Frase do dia

Pelo IBGE, o Brasil tem hoje uma legião de 14,7 milhões de desempregados. Há mil razões para isso: herança maldita dos tempos do PT no poder, pandemia, o ‘fique em casa! ’ e até a manjada inaptidão brasileira para as lidas da vida.

Mas, na dita cuja, tudo tem solução. Eu acho que, por exemplo, 80% desse problema seria resolvido, cortando-se os custos nababescos da Câmara, do Senado e do STF.

Pense comigo: o orçamento anual da Câmara, Casa dos mais de 300 picaretas, é de R$ 6,3 bilhões; o orçamento do Senado, sede povoada por 81 senadores é de R$ 4,3 bilhões; a dinheirama que sustenta a Magda Corte habitada por 11 lordes entogados pernas-abaixo é R$ 712 milhões.

Somando esse prejuízo maluco, temos a bagatela de R$ 11,3 bilhões. Arredondemos o salário-mínimo do brasileiro para R$ 1.000; dividamos o orçamento das três onerosas casas do Legislativo e Judiciário e teremos 11 milhões e 300 mil empregos.

Logo os 14,7 milhões de desempregados passariam a ser apenas 3,4 milhões à cata do que fazer. Mas isso, a gente resolveria facilmente fazendo o mesmo com os salários dos 27 governadores e dos 5.570 prefeitos. Com isso, ter-se-ia (Epa!) dinheiro de sobra para abrir vaga para quem não quisesse ser morador de rua, ou dependente de bolsas-famílias e outros monstrengos tipo auxílio-emergencial.

RODAPÉ – Não se trata de fechar o Congresso e nem o STF, muito menos se cogita acabar com os feudos estaduais e municipais.
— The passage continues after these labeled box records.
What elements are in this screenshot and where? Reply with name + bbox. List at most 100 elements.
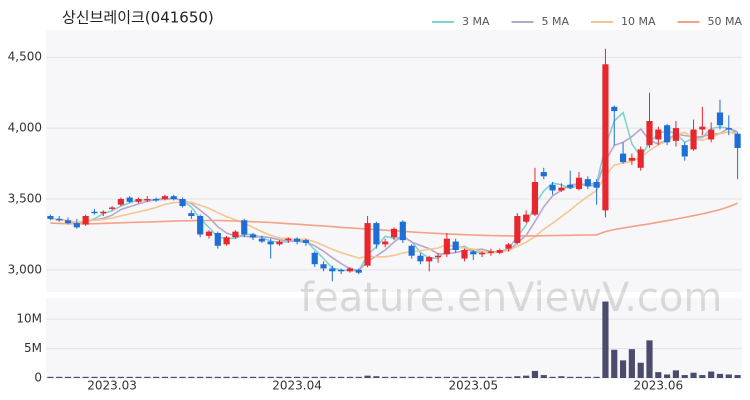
volume-bar [584, 376, 591, 378]
candle-body [708, 129, 715, 140]
candle-body [549, 184, 556, 191]
candle-body [602, 64, 609, 211]
candle-body [452, 241, 459, 251]
volume-bar [329, 376, 336, 378]
volume-bar [364, 375, 371, 378]
volume-bar [320, 376, 327, 378]
volume-bar [47, 376, 54, 378]
volume-bar [487, 376, 494, 378]
volume-bar [161, 376, 169, 378]
volume-bar [549, 376, 556, 378]
candle-body [100, 211, 107, 214]
candle-body [117, 198, 124, 205]
volume-bar [91, 376, 98, 378]
candle-body [531, 181, 539, 215]
candle-body [417, 255, 424, 262]
candle-body [681, 145, 688, 157]
candle-body [408, 245, 415, 256]
volume-bar [611, 349, 618, 378]
volume-bar [734, 375, 741, 378]
candle-body [126, 197, 133, 202]
volume-bar [434, 376, 442, 378]
volume-bar [267, 376, 274, 378]
candle-body [575, 177, 583, 190]
candle-body [214, 233, 221, 246]
candle-body [734, 133, 741, 148]
volume-bar [628, 349, 635, 378]
x-tick-label: 2023.05 [448, 379, 498, 393]
volume-bar [214, 376, 221, 378]
candle-body [611, 106, 618, 112]
candle-body [426, 257, 433, 262]
volume-bar [655, 372, 662, 378]
volume-bar [681, 375, 688, 378]
candle-body [523, 214, 530, 222]
candle-body [276, 241, 283, 245]
candle-body [584, 179, 591, 187]
volume-bar [470, 376, 477, 378]
volume-bar [514, 376, 521, 378]
candle-body [487, 251, 494, 253]
volume-bar [567, 376, 574, 378]
candle-body [241, 220, 248, 235]
candle-body [558, 187, 565, 191]
volume-bar [144, 376, 151, 378]
candle-body [258, 238, 265, 242]
volume-bar [170, 376, 177, 378]
candle-body [232, 231, 239, 238]
candle-body [302, 240, 309, 243]
candle-body [135, 198, 142, 202]
candle-body [690, 129, 697, 150]
candle-body [320, 264, 327, 269]
volume-bar [408, 376, 415, 378]
volume-bar [443, 376, 450, 378]
volume-bar [311, 376, 318, 378]
volume-bar [126, 376, 133, 378]
volume-bar [338, 376, 345, 378]
volume-bar [708, 371, 715, 378]
volume-bar [73, 376, 80, 378]
candle-body [628, 157, 635, 161]
volume-bar [505, 376, 512, 378]
volume-bar [479, 376, 486, 378]
volume-bar [108, 376, 116, 378]
volume-bar [531, 370, 539, 378]
candle-body [108, 207, 116, 209]
y-tick-label: 4,000 [8, 121, 42, 135]
candle-body [496, 250, 503, 253]
volume-bar [523, 375, 530, 378]
candle-body [205, 231, 213, 236]
chart-title: 상신브레이크(041650) [62, 9, 214, 27]
candle-body [311, 252, 318, 265]
volume-bar [637, 362, 644, 378]
volume-bar [223, 376, 230, 378]
volume-bar [258, 376, 265, 378]
candle-body [223, 237, 230, 245]
volume-bar [558, 376, 565, 378]
volume-bar [690, 372, 697, 378]
candle-body [505, 244, 512, 249]
candle-body [346, 268, 354, 272]
candle-body [567, 184, 574, 188]
volume-bar [593, 376, 600, 378]
candle-body [249, 234, 257, 238]
candle-body [646, 121, 653, 146]
candle-body [725, 128, 732, 130]
candle-body [56, 218, 63, 221]
volume-bar [417, 376, 424, 378]
candle-body [197, 216, 204, 235]
volume-bar [725, 374, 732, 378]
legend-label: 3 MA [462, 15, 490, 28]
volume-bar [399, 376, 406, 378]
candle-body [82, 216, 89, 225]
marks [47, 48, 741, 378]
candle-body [593, 181, 600, 188]
volume-bar [82, 376, 89, 378]
candle-body [161, 196, 169, 199]
volume-bar [205, 376, 213, 378]
volume-bar [575, 376, 583, 378]
candle-body [373, 223, 380, 245]
volume-bar [285, 376, 292, 378]
volume-bar [249, 376, 257, 378]
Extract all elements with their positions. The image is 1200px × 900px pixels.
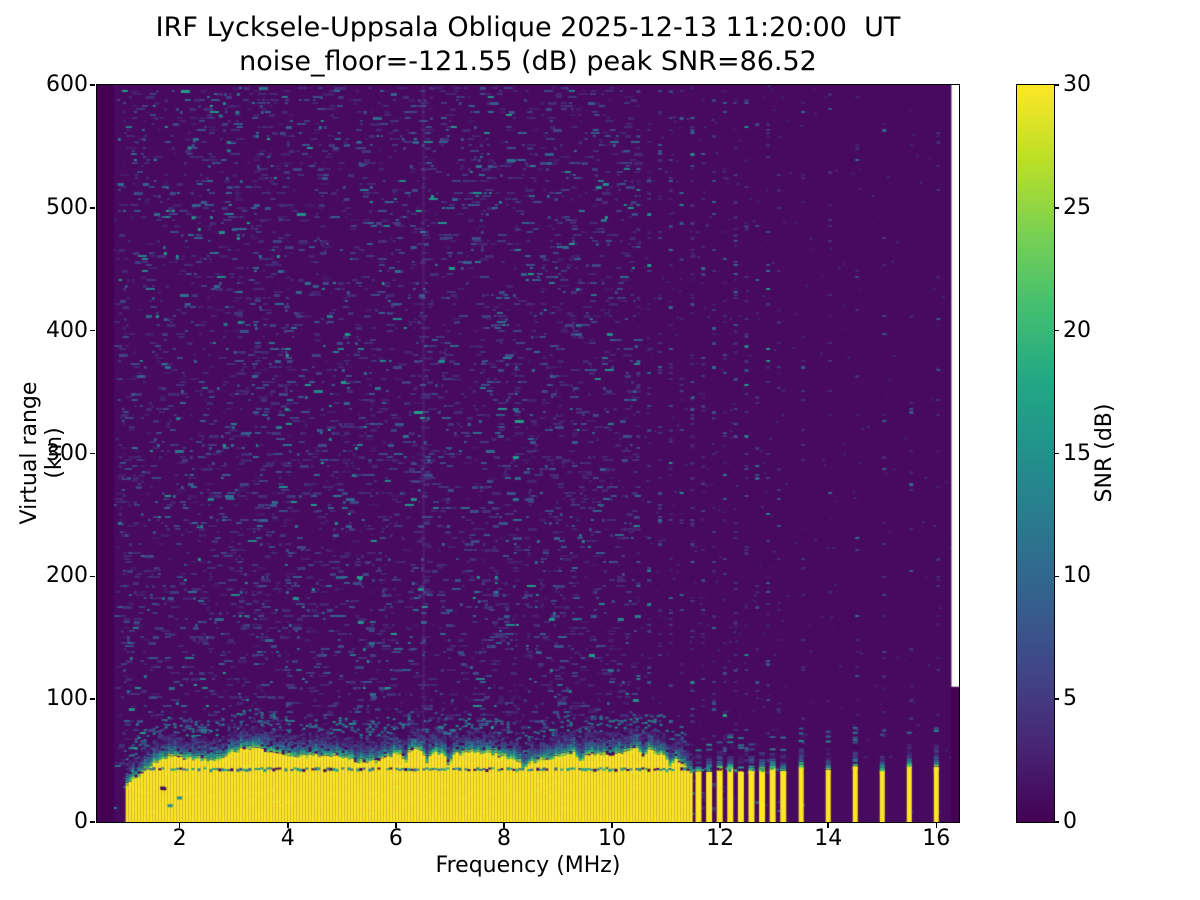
heatmap-canvas: [96, 84, 959, 822]
colorbar-tick-label: 25: [1063, 194, 1091, 220]
y-tick-mark: [90, 575, 95, 578]
x-axis-label: Frequency (MHz): [435, 853, 621, 878]
y-tick-mark: [90, 207, 95, 209]
plot-area: [95, 83, 960, 823]
chart-subtitle: noise_floor=-121.55 (dB) peak SNR=86.52: [239, 46, 817, 77]
colorbar-tick-label: 5: [1063, 686, 1077, 712]
y-tick-mark: [90, 84, 95, 86]
colorbar-tick-mark: [1054, 452, 1059, 455]
x-tick-label: 2: [172, 826, 187, 851]
colorbar-tick-mark: [1054, 575, 1059, 578]
colorbar-tick-mark: [1054, 207, 1059, 209]
x-tick-label: 14: [814, 826, 843, 851]
colorbar-tick-mark: [1054, 84, 1059, 86]
x-tick-mark: [611, 823, 613, 828]
x-tick-label: 10: [598, 826, 627, 851]
x-tick-label: 6: [388, 826, 403, 851]
x-tick-mark: [287, 823, 289, 828]
colorbar-tick-label: 20: [1063, 317, 1091, 343]
y-tick-mark: [90, 821, 95, 823]
x-tick-mark: [178, 823, 181, 828]
chart-title: IRF Lycksele-Uppsala Oblique 2025-12-13 …: [155, 12, 901, 43]
x-tick-mark: [827, 823, 829, 828]
colorbar-tick-label: 15: [1063, 440, 1091, 466]
colorbar-tick-mark: [1054, 329, 1059, 332]
x-tick-mark: [503, 823, 505, 828]
x-tick-mark: [935, 823, 938, 828]
y-tick-label: 400: [46, 317, 88, 343]
colorbar-tick-mark: [1054, 821, 1059, 823]
y-tick-label: 200: [46, 563, 88, 589]
x-tick-mark: [395, 823, 397, 828]
y-tick-label: 0: [74, 809, 88, 834]
colorbar-tick-label: 10: [1063, 563, 1091, 589]
x-tick-label: 12: [706, 826, 735, 851]
x-tick-label: 16: [922, 826, 951, 851]
y-tick-mark: [90, 452, 95, 455]
colorbar-tick-label: 30: [1063, 72, 1091, 97]
y-tick-label: 600: [46, 72, 88, 97]
colorbar-tick-label: 0: [1063, 809, 1077, 834]
y-tick-mark: [90, 329, 95, 332]
y-tick-mark: [90, 698, 95, 700]
x-tick-mark: [719, 823, 721, 828]
x-tick-label: 4: [280, 826, 295, 851]
x-tick-label: 8: [496, 826, 511, 851]
colorbar: [1015, 83, 1055, 823]
colorbar-tick-mark: [1054, 698, 1059, 700]
y-tick-label: 100: [46, 686, 88, 712]
y-tick-label: 300: [46, 440, 88, 466]
y-tick-label: 500: [46, 194, 88, 220]
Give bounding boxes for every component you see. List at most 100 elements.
Bastaria que a remuneração dessa zelite má prestadora de serviços públicos permanecesse a mesma que eles recebiam, quando foram eleitos ou alçados aos píncaros da glória na máquina pública.

Se, na hora de sua ascensão à coisa pública, eles estivessem desempregados, então, passariam a merecer o nosso saudável e cobiçado salário-mínimo. Com direito a ticket-refeição e vale-transporte.